Do you trust what AI chatbots say?
Polls
7th February 2025
7th February 2025
It’s the Chinese company behind a new AI chatbot that’s shocked the tech world. It was much cheaper to make than other top AI chatbots, like ChatGPT, and it quickly shot to the top spot as the most popular free app on both the App Store and Google Play in the US and the UK.
It’s damaged confidence in US tech firms, whose AI systems are more expensive. US President Donald Trump said that it should be a “wake-up call” for its American rivals to be “laser-focused on competing to win”.
AI might seem like it knows everything, but it doesn’t. Last week, we brought you a story about Google’s AI producing incorrect news headlines. DeepSeek itself hides information that makes China look bad; it won’t tell you about Tiananmen Square, a site where China’s government killed student protesters in 1989. Experts say people shouldn’t share their personal information with DeepSeek, as it’s unknown what the Chinese government might do with their private data.

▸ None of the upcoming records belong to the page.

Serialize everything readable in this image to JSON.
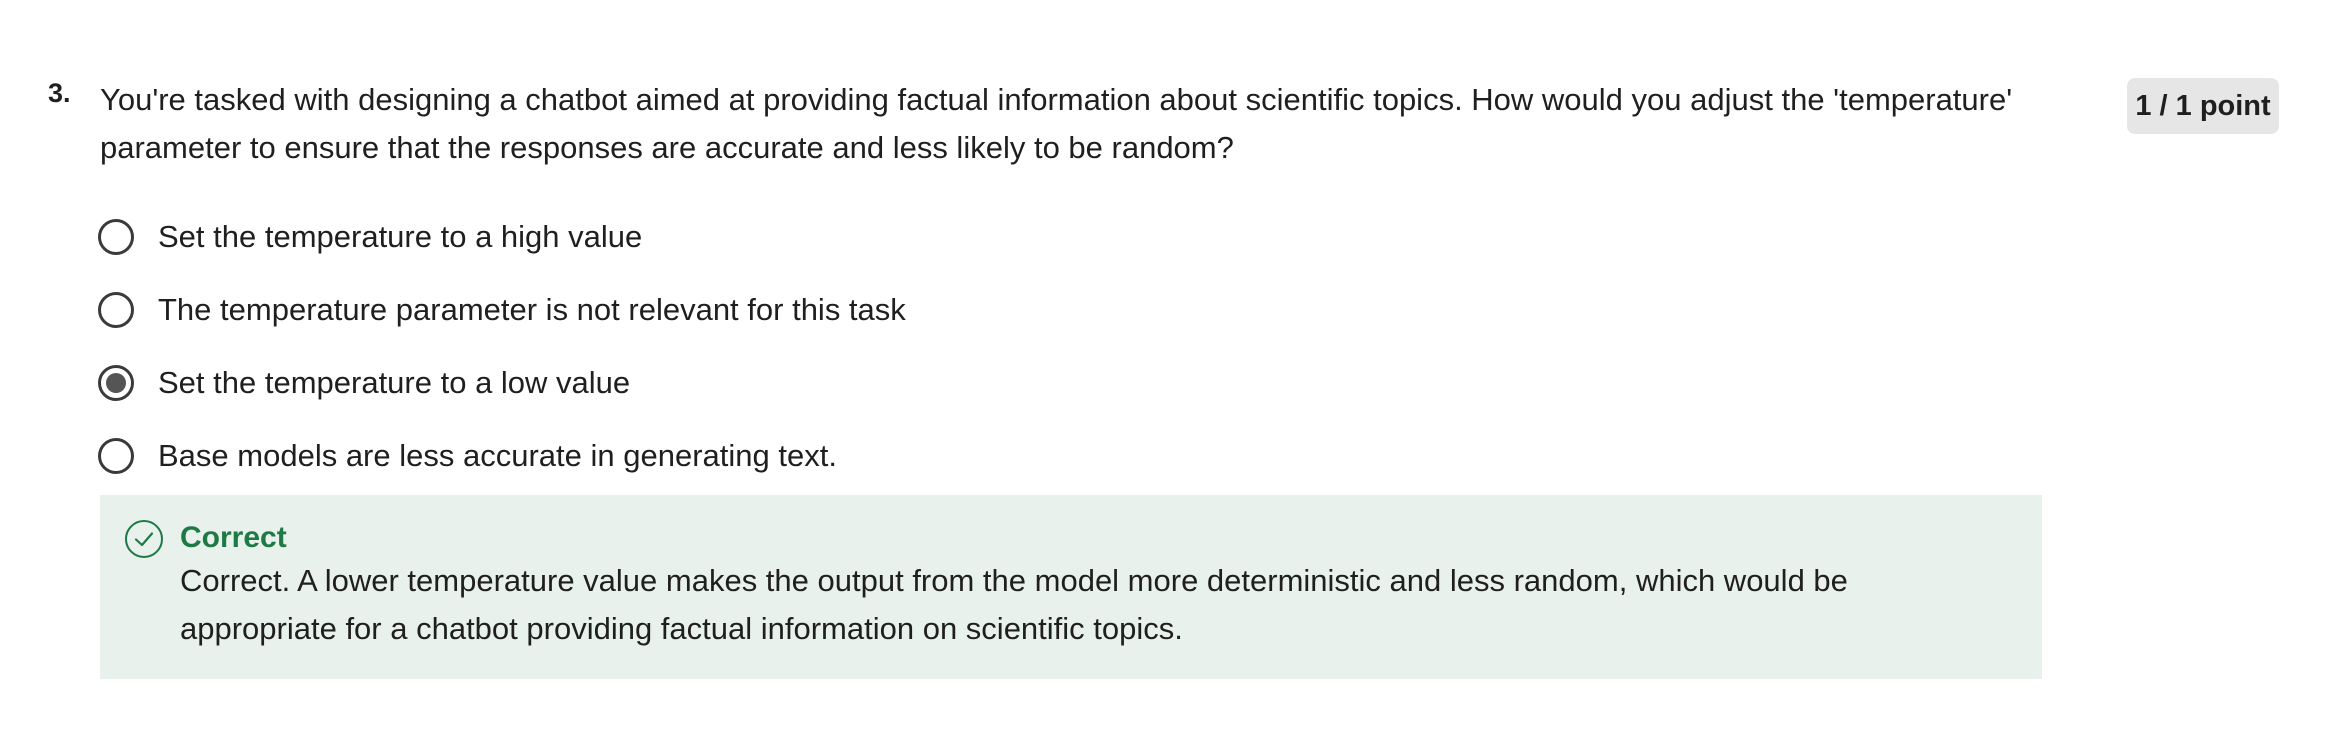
{
  "question": {
    "number": "3.",
    "text": "You're tasked with designing a chatbot aimed at providing factual information about scientific topics. How would you adjust the 'temperature' parameter to ensure that the responses are accurate and less likely to be random?",
    "score": "1 / 1 point"
  },
  "options": [
    {
      "label": "Set the temperature to a high value",
      "selected": false
    },
    {
      "label": "The temperature parameter is not relevant for this task",
      "selected": false
    },
    {
      "label": "Set the temperature to a low value",
      "selected": true
    },
    {
      "label": "Base models are less accurate in generating text.",
      "selected": false
    }
  ],
  "feedback": {
    "icon": "check-circle-icon",
    "status": "Correct",
    "explanation": "Correct. A lower temperature value makes the output from the model more deterministic and less random, which would be appropriate for a chatbot providing factual information on scientific topics.",
    "color": "#1e7a45",
    "background": "#e8f1ec"
  }
}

Dr Andrew Duncan, a director at the Alan Turing Institute, told the BBC: “DeepSeek is demonstrating that you don’t need vast resources to build AI models. My guess is we’ll start to see [more] highly-capable AI models being developed, with ever-fewer resources.”
1 Comment
lig · 1 month ago
I don't trust AI that much because I have asked it things before and I checked them on other sources and it turned out that what it had said was wrong.